For instance, I was recently inquiring about a specific task with CMake and consulted ChatGPT. Initially, the response was inaccurate, but it was obviously so when it didn’t compile. Upon reprompting, I received the correct answer.
I wouldn't say StackOverflow is especially beloved by developers. Coders on X/Twitter used to complain about how much they dislike SO all the time; I see less of those now, probably because they've switched to using ChatGPT. When I've seen blog posts or headlines about them in the past 1-2 years, they're usually about how "StackOverflow is dying."
I can definitely see why StackOverflow is suffering. Why would you ask questions there, when 98% of the time your question will be duped to an unrelated question or some overbearing fuckwit with half a million karma will undermine the premise of your question as though you don't know what you are doing? With chatbots you can query a free, compressed representation of StackOverflow, without the terrible attitude.

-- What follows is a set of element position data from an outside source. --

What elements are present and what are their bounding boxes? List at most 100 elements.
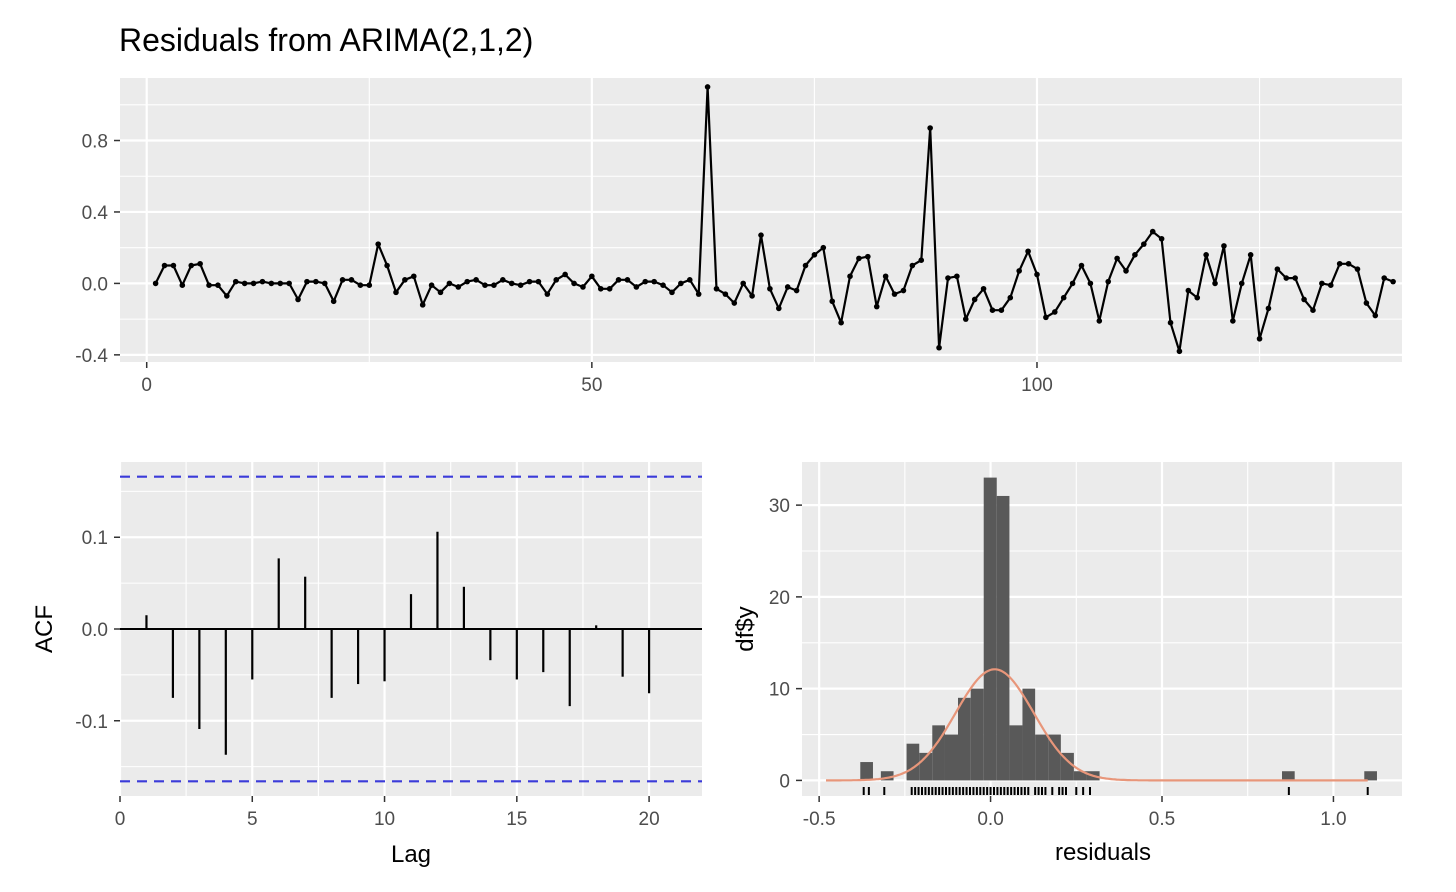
residual-point [286,280,292,287]
histogram-bar [1060,752,1074,781]
residual-point [1283,275,1290,281]
histogram-x-tick-label: -0.5 [803,809,836,830]
residual-point [188,262,195,269]
residual-point [1114,255,1120,262]
residual-point [767,285,773,292]
histogram-bar [1364,771,1377,781]
residual-point [704,84,711,90]
residual-point [865,253,871,260]
residual-series-x-tick-label: 50 [581,375,602,396]
residual-point [945,275,951,281]
residual-point [1149,228,1156,235]
histogram-bar [1073,771,1087,781]
histogram-bars [826,477,1377,795]
residual-series-axis-ticks: 0 50 100 0.8 0.4 0.0 -0.4 [75,132,1053,396]
residual-point [295,296,301,303]
residual-point [651,278,657,285]
histogram-bar [932,725,945,781]
residual-point [348,277,355,283]
acf-x-tick-label: 10 [374,809,395,830]
residual-point [891,291,898,297]
residual-point [1167,319,1174,326]
residual-point [473,277,479,283]
residual-point [722,291,729,297]
residual-point [597,285,604,292]
residual-point [1194,294,1201,301]
residual-point [980,285,987,292]
histogram-y-tick-label: 10 [769,680,790,701]
acf-panel: 0 5 10 15 20 0.1 0.0 -0.1 Lag ACF [31,462,702,868]
residual-point [873,303,880,310]
histogram-y-tick-label: 20 [769,588,790,609]
residual-point [571,280,577,287]
residual-point [1016,268,1022,274]
residual-point [410,273,417,280]
residual-point [882,273,889,280]
residual-point [464,278,471,285]
histogram-bar [1009,725,1023,781]
residual-point [998,307,1005,314]
residual-series-y-tick-label: -0.4 [75,346,108,367]
residual-point [232,278,239,285]
residual-series-x-tick-label: 0 [141,375,152,396]
residual-point [784,284,791,290]
acf-y-tick-label: 0.1 [82,528,108,549]
residual-point [1212,280,1218,287]
residual-point [633,284,640,290]
residual-point [624,277,631,283]
residual-point [642,278,649,285]
residual-point [224,293,230,299]
residual-series-y-tick-label: 0.8 [82,132,108,153]
residual-point [517,282,524,288]
acf-x-tick-label: 5 [247,809,258,830]
residual-point [1025,248,1031,255]
normal-density-curve [826,668,1368,782]
histogram-bar [958,697,971,781]
residual-point [936,344,942,351]
residual-point [197,260,203,267]
residual-point [215,282,221,288]
residual-point [713,285,720,292]
histogram-bar [1048,734,1061,781]
residual-point [918,257,925,263]
residual-point [1230,318,1236,324]
acf-y-tick-label: -0.1 [75,712,108,733]
residual-point [686,277,693,283]
residual-point [927,125,933,131]
residual-point [856,255,862,262]
residual-point [580,284,586,290]
residual-point [491,282,497,288]
residual-point [900,287,907,294]
residual-point [268,280,275,287]
residual-point [1034,271,1040,278]
residual-point [1158,235,1165,242]
residual-series-y-tick-label: 0.0 [82,274,108,295]
histogram-bar [906,743,920,781]
histogram-panel: -0.5 0.0 0.5 1.0 0 10 20 30 residuals df$y [732,462,1402,866]
residual-point [500,277,506,283]
residual-point [250,280,257,287]
residual-point [1123,268,1129,274]
histogram-bar [880,771,894,781]
histogram-x-tick-label: 0.5 [1149,809,1175,830]
residual-point [1221,243,1227,249]
residual-point [1176,348,1183,355]
residual-point [1078,262,1085,269]
histogram-y-tick-label: 30 [769,496,790,517]
residual-point [740,280,746,287]
histogram-x-tick-label: 0.0 [977,809,1003,830]
residual-point [731,300,738,306]
residual-point [1238,280,1245,287]
residual-point [971,296,978,303]
residual-point [820,244,827,251]
residual-point [1372,312,1379,319]
residual-point [375,241,381,247]
residual-point [1292,275,1298,281]
histogram-bar [970,688,984,781]
residual-point [357,282,364,288]
histogram-bar [1035,734,1049,781]
histogram-axis-ticks: -0.5 0.0 0.5 1.0 0 10 20 30 [769,496,1347,830]
histogram-y-tick-label: 0 [779,771,790,792]
residual-point [259,278,266,285]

That's a fair take. I can't overstate Stack Overflow has been in the past, I think I often had that experience that it usually caters to common but specific scenarios, or I'm just impatient and lurk instead of asking a question and waiting for a response. Interesting I could paste Stack overflow discussions into ChatGPT to ask if this insight is related to my issue and it was usually open to relating the new info and helping me
No, StackOverflow is quite a reliable source of correct and relevant answers to programming questions, with effective mechanisms for the community to identify and fix wrong or unhelpful answers.
It won't remain that way if those mechanisms are DoSed with a firehose of free plausible garbage. The flippant attitude that what we currently have is no better than that firehose, and the implication that it isn't worth worrying about or attempting to protect, is starting to grate.
But this one terribly accurate line included in the alternatives to SO is worth the whole price of admission:
> ...you can even go to ChatGPT, where it’ll give you a confidently wrong answer that looks so correct that you’ll spend another 7 hours debugging why your code doesn’t work.